Via dei Georgofili (come sottolinea l’avvocato Fabio Repici nel video del presente dossier) è solo una delle “tappe” di quella strategia, che comincio nel marzo 1992 con l’omicidio dell’on. Dc Salvo Lima e si concluse all’inizio del mancato attentato dinamitardo allo stadio Olimpico di Roma, che doveva avvenire nel gennaio 1994.
Una brutta storia che sembra legarsi, col procedere delle indagini (ancora tutte aperte) e dei processi, sempre più alla questione della Trattativa fra lo Stato e la mafia, avvenuta in quegli stessi anni.
Gli effetti della bomba (Foto Torrini-Fotogramma).
«Vi sono 150 persone che sono state a vario titolo toccate dalla strage», dice Giovanna Maggiani Chelli, presidente dell’Associazione familiari vittime della strage di via dei Georgofili. «Ancora dopo 20 anni non riusciamo ancora a dire e a scrivere tutto quello che sappiamo e che abbiamo capito. Perché ancora non ci sono le sentenze che lo confermano».
– Quali sono i punti fermi?
«Che è stata Cosa nostra a mettere in atto l’attentato. L’imput venne da Riina, Provenza e i Graviano. Lo confermano 15 ergastoli definitivi. Però, dai processi, emergono altre cose: ad esempio che la bomba aveva a che fare con la trattativa in corso fra lo Stato e la mafia. E che la trattativa ci fu. Non solo. Guardando a ciò che emerge anche dall’inchiesta della Procura di Palermo – il relativo processo inizierà fra poche settimane – fu lo Stato a cercare la mafia per fermare le stragi».
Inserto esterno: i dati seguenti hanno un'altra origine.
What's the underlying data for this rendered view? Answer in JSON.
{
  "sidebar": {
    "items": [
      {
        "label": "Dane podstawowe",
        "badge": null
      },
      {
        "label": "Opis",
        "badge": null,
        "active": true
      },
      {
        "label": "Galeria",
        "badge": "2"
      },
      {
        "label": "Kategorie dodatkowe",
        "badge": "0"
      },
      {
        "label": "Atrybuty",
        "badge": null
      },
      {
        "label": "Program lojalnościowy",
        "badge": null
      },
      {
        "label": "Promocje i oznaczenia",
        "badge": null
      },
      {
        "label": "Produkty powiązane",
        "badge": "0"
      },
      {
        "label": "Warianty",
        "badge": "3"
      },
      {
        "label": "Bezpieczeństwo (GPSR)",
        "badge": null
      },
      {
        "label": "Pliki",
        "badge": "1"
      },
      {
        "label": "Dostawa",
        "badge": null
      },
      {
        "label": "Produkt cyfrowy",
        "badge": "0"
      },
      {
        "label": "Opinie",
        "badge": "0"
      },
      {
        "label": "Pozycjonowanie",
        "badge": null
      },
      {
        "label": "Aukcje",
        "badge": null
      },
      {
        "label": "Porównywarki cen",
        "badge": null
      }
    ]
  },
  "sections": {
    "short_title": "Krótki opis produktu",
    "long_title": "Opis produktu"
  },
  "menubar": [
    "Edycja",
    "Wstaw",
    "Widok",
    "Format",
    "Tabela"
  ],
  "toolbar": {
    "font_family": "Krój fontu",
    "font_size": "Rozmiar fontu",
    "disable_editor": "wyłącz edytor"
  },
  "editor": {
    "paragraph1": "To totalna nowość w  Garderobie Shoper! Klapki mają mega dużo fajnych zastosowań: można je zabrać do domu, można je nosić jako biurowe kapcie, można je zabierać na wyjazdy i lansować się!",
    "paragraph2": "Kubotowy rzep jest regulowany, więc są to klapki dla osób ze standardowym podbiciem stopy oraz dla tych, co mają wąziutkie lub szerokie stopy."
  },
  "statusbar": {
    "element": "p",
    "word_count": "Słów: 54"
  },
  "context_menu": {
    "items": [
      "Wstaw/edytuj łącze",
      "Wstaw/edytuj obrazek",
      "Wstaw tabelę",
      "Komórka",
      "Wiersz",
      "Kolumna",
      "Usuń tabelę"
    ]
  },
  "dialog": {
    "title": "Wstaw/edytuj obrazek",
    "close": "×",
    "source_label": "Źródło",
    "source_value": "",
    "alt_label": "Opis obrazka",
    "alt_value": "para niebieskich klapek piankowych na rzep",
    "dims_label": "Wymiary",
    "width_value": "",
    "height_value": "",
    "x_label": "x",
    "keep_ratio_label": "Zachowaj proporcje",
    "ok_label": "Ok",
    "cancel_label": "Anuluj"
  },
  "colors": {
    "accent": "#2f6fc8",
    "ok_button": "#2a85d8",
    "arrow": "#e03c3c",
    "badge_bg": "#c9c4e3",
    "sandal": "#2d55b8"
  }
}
– Chi potrebbe dare decisivo un contributo di verità?
«Quegli stessi uomini politici che sono stati rinviati a giudizio a Palermo, uno dei quali proprio per falsa testimonianza. Ma anche altri deputati ed esponenti dei partiti che finora hanno nascosto ciò che sanno, o si sono rifugiati nei “non so e non ricordo”».
– Non fu il primo caso in cui lo Stato si relazionò in qualche modo alla mafia.
«No, è vero. Ma non crediamo al fatto che le nostre istituzioni si misero a trattare con Cosa nostra solo per salvare la vita ad alcuni politici che la mafia voleva eliminare. Vogliamo sapere qual è la vera ragione del cedimento dello Stato. Qual è il segreto inconfessabile? Speriamo che qualcosa di nuovo emerga dal processo di Palermo, dove ci costituiremo parte civile».
– Per le famiglie che sono state colpite da fatti tanti gravi, quanto conta ottenere verità e giustizia?
«Ha un valore enorme. Quei fatti ci hanno cambiato la vita per sempre. Tutte quelle famiglie oggi hanno figli. Vogliamo consegnare loro la verità perché solo questo può dare una pacificazione e una qualche serenità. Il terrorismo ti paralizza. Quello che ti è accaduto ti dà terrore se non sai perché è avvenuto. Perciò conoscere i fatti e i moventi, fino in fondo, è di vitale importanza».